Once that's all done it'll be time to give the sills and such underneath a closer look. I think they'll be okay - The car does have a very good layer of underseal on it which I think it the main reason it's not rotted away before now. Hopefully the body won't take much longer before I can start putting it back together... Then it'll be time to fettle the mechanicals. All I'm missing on that front is bushings... I think I've got the rest....:thinking:

miller
20-01-2008, 11:51 PM
hmmmmm nice messing withe lead oxide....thats gonna be one cool motor when its doen. i just love the classic jap cars. Make sure it stays yellow:afro: :afro: :afro: :afro:


Mike

Kieran
21-01-2008, 12:40 AM
Yep, it's staying yellow.:afro:

With a vinyl top.:afro:

And lots of '70s chrome.:afro:

And wing-mounted rear view mirrors.:afro:

And the cool "I can't believe it's not real wood' vinyl-covered dashboard.:afro:

And Original Galant hubcaps and wheel trims!:afro:

It's going to be so very, very :afro: :afro: !!!!!

pitslayer
21-01-2008, 12:44 AM
ive used clarke welders before and in my opinion, waste of time. used a few and couldnt find one decent enough to do body work, so i spent 200 quid on a lincoln my mate was selling cost about 3 or 4k i think it was. not looked back since, will weld through pretty much anything, you can set it right down to do body work aswell..... perfect for cars
ceboras are good welders, and dont buy a snap on welder its just a cebora with snap on stuff written on it making it worth a few more notes
and if you want a really heavy duty welder, get a 3 phase jag welder, on max ive seen one burn through 50mm bit of plate and blow the main electric 3 phase line into a massive workshop...top stuff

but thats just my experiences with them

Mark 4
21-01-2008, 05:52 PM
Pitslayer is right, you get what you pay for. I have the same one as Kieran and for the DIY jobs that I do it's fine. Just need to store it well away from cold/damp.

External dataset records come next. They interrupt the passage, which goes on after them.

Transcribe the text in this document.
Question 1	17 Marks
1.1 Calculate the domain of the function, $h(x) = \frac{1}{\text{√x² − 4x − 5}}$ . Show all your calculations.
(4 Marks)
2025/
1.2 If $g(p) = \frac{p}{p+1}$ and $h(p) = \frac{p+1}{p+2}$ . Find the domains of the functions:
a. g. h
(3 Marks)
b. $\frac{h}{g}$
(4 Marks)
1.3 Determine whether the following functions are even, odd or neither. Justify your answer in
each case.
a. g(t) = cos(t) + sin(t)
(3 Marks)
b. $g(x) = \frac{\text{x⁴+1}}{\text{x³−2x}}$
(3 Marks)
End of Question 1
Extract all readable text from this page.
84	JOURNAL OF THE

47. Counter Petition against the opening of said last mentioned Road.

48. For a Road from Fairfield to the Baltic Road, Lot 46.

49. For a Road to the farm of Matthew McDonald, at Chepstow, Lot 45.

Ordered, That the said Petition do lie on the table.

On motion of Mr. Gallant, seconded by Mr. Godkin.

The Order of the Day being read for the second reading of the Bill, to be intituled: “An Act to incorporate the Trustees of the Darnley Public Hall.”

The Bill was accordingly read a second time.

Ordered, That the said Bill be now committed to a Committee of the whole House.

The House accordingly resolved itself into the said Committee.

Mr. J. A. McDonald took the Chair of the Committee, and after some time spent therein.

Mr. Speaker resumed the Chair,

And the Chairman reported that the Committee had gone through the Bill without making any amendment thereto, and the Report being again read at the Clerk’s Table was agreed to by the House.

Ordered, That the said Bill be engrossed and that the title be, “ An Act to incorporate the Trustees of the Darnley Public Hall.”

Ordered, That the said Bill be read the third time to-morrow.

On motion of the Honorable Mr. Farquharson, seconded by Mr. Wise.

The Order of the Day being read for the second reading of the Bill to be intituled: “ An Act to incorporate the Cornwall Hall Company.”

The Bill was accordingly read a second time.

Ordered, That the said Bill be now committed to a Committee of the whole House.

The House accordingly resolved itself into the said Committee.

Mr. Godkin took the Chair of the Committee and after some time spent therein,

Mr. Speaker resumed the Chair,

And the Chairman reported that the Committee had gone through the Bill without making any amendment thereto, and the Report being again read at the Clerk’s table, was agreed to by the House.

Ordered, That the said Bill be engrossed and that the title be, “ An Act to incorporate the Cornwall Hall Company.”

If anyone is interested I am a dealer for Clarke and for paid up club members I will do a good deal.

Cheers
Mark.

Kieran
21-01-2008, 11:17 PM
If anyone is interested I am a dealer for Clarke and for paid up club members I will do a good deal.

Cheers
Mark.

Okay - Can you beat Machine Mart's prices on Clarke's welder consumables? :deal2:

pitslayer
22-01-2008, 01:40 AM
i usually just get given my welding stuff lol

psbarham
22-01-2008, 07:54 AM
If anyone is interested I am a dealer for Clarke and for paid up club members I will do a good deal.


really? i need a new pillar drill, a floor mounted one, with MT2/3, a good price on this would do http://www.machinemart.co.uk/shop/product/details/cdp351f-drill-press

or a very good price on this one

http://www.machinemart.co.uk/shop/product/details/cdp501f-drill-press

Mark 4
22-01-2008, 10:05 AM
Keep posting guys and as soon as we have enough to build a decent order I'll let you know the prices. I get better discounts with bigger orders.